Sabal bermudana, also known as Bermuda Palmetto, Palmetto, is one of 15 species of palmetto palm (Arecaceae, genus Sabal). It is endemic to Bermuda. It was greatly effected by the introduction of non-native plants such as the Chinese Fan-Palm, which created competition for space which it usually lost.

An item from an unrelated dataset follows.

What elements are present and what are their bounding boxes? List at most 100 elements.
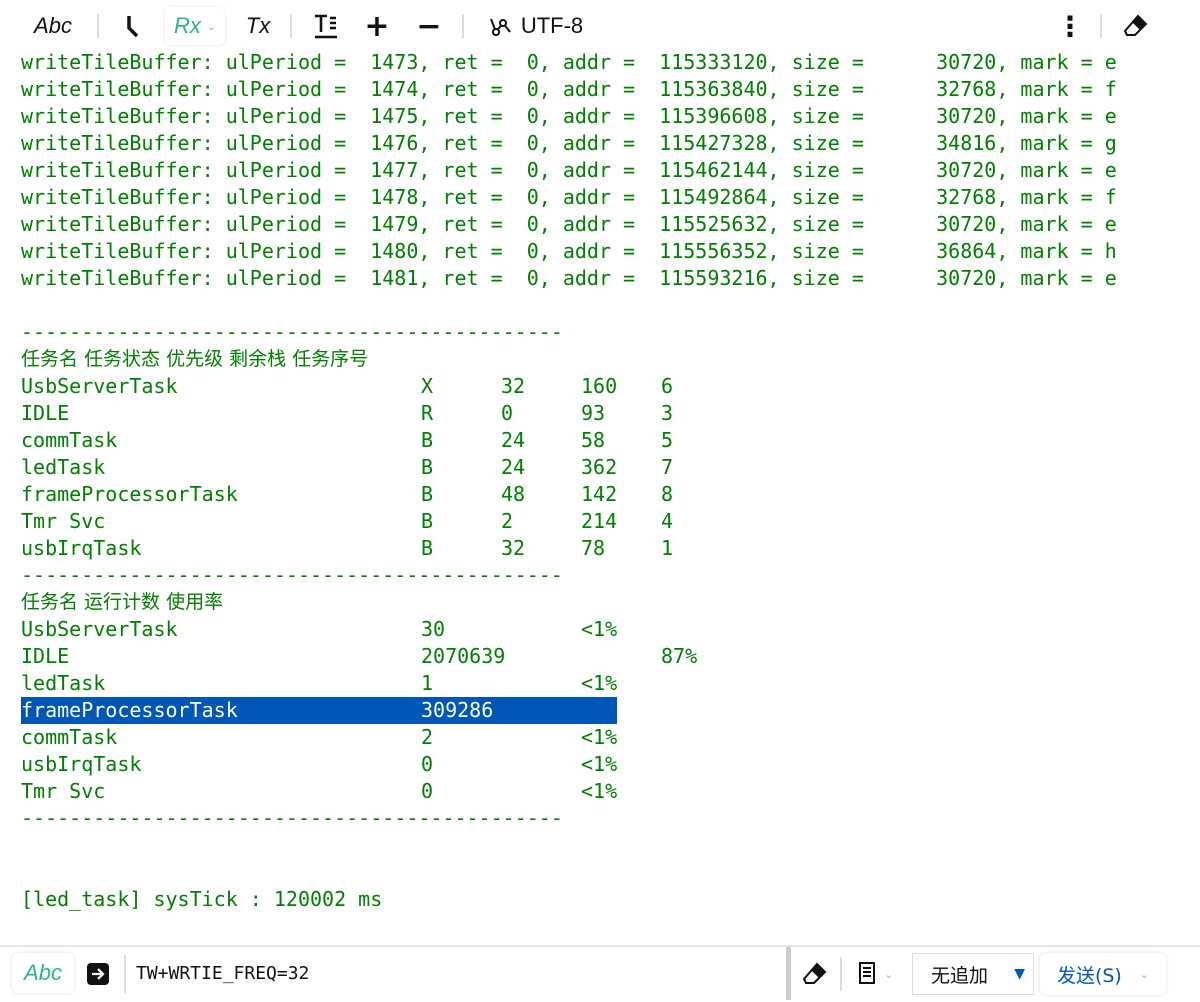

Sabal bermudana grows up to 25m in height, with the occasional old tree growing up to 30m in height, with a trunk up to 55cm in diameter. It is a fan palm (Arecaceae tribe Corypheae), with the leaves with a bare petiole terminating in a rounded fan of numerous leaflets. Each leaf is 1.5-2 m long, with 45-60 leaflets up to 75 cm long. The flowers are yellowish-white, 5 mm across, produced in large panicles up to 2.5 m long, extending out beyond the leaves. The fruit is a deep brown to black drupe about 1 cm long containing a single seed. It is extremely salt-tolerant and is often seen growing near the Atlantic Ocean coast in Bermuda, and also frost-tolerant, surviving short periods of temperatures as low as -14 °C, although it will never get that cold in Bermuda.

Bermudians used to use, for a short period, the leaflets of the palm to weave into hats and export them to the U.K. and other countries. Sabal bermudana also had hole drilled into its trunk and sap extracted to make "bibby", a strong alcoholic beverage.